Stronger-Than-Expected Q2 GDP Growth in Sweden


Real GDP in Sweden grew 1.0 percent in Q2, well above expectations of a 0.7 percent print. Net exports were the largest contributor to growth, while fixed investment contracted for the second consecutive quarter.

Net Exports Underpin Robust Q2 Growth

Data released this morning showed that Swedish real GDP rose 1.0 percent in Q2 (4.0 percent at an annualized rate), besting analyst expectations. The strong print brought the year-over-year rate of growth up to 2.9 percent, the highest year-ago growth rate in nearly four years.

Growth was buttressed by net exports, which added 0.6 percentage points to the headline growth rate. Exports of goods and services were strong in Q2, growing 0.9 percent, but the 0.4 percent decline in imports further bolstered overall growth. (Imports subtract from GDP, so a decline in imports causes GDP growth to rise, everything else equal). This marks the second-consecutive quarterly decline in imports, which would suggest soft domestic demand, everything else equal. That said, the 0.6 percent gain in real household consumption is encouraging, particularly given the stagnation in this component in the prior quarter.

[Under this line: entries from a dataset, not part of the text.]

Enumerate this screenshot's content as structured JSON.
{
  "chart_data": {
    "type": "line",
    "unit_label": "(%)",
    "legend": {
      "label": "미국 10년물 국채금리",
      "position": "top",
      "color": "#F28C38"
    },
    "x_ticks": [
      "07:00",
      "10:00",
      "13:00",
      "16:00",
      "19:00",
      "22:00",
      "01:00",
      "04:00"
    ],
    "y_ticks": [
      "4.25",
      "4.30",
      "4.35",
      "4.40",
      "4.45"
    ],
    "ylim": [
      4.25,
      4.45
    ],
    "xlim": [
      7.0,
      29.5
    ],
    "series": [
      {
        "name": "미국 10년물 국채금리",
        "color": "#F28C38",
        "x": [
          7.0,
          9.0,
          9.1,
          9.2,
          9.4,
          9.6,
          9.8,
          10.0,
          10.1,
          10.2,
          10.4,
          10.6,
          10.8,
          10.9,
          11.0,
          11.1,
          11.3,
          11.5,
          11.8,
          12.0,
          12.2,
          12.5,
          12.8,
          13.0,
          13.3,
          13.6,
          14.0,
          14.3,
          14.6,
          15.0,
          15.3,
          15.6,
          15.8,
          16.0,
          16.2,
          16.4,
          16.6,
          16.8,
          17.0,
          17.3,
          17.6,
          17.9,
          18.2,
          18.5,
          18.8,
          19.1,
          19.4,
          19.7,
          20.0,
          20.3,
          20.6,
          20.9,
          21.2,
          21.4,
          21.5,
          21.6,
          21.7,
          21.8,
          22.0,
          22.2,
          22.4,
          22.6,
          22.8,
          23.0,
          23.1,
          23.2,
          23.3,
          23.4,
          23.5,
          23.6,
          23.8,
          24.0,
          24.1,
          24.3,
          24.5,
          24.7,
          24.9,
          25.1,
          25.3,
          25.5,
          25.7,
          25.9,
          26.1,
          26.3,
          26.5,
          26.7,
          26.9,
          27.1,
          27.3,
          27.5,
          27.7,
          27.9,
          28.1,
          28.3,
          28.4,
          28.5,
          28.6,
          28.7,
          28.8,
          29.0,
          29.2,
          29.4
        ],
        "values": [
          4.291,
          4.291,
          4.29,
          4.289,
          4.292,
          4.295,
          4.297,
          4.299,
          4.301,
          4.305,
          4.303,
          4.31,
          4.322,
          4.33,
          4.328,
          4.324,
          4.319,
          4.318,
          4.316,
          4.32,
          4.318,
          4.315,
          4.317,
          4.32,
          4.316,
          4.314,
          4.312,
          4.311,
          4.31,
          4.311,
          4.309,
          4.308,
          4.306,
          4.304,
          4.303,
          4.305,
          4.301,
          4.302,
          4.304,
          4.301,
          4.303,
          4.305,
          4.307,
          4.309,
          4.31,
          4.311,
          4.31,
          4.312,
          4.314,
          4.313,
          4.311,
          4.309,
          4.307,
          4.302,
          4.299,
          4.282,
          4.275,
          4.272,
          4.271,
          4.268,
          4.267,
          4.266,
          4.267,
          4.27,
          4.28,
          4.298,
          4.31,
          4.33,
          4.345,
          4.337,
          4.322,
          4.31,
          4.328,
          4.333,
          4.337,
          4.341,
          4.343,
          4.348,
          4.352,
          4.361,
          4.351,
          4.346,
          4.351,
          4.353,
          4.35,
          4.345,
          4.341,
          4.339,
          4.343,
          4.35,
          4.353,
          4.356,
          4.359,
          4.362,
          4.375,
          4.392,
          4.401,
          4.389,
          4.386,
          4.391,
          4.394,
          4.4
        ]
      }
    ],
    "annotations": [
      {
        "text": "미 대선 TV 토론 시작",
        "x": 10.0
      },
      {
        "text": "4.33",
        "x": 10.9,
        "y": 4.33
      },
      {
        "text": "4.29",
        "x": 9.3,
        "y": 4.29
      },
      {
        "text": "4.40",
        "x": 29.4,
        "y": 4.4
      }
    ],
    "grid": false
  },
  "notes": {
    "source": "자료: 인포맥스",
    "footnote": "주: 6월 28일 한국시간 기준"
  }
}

Perhaps less encouraging was the 0.2 percent decline in fixed investment, which comes on the heels of a 0.4 percent drop in the prior quarter.

On balance, the report paints a reasonably encouraging picture of the Swedish economy. Economic activity has continued to accelerate on balance over the past few years, albeit modestly. Moreover, after hovering near 8 percent for most of the past few years, the decline in the unemployment rate seems to be showing nascent signs of accelerating (middle chart).

Despite the positive developments, however, CPI inflation has been more or less flat on a year-ago basis for much of the past two years (bottom chart). While this is partially reflective of lower energy prices, the rate of core CPI inflation has been stuck near zero as well. To be sure, the Riskbank (Sweden’s central bank) unexpectedly cut its main policy rate further into negative territory earlier in the month and ramped up its purchases of government bonds via its quantitative easing program, citing the need to ensure inflation would rise toward its 2 percent target. (The Riksbank’s policy rate, the repo rate, currently stands at -0.35 percent).

Given the persistent weakness in inflation and the country’s modest growth performance, we continue to expect monetary policy will remain accommodative in Sweden for quite some time, at least until inflation shows concrete signs of returning to the Riksbank’s target. In fact, in the minutes of its most recent policy meeting, the Riksbank noted that it “still had a high level of preparedness to make monetary policy even more expansionary if necessary,” suggesting further rate cuts are not out of the question. In contrast, we look for the Federal Reserve to begin hiking rates later this year and, as a result, our currency strategy team forecasts that the Swedish krona will trend lower against the U.S. dollar in coming quarters.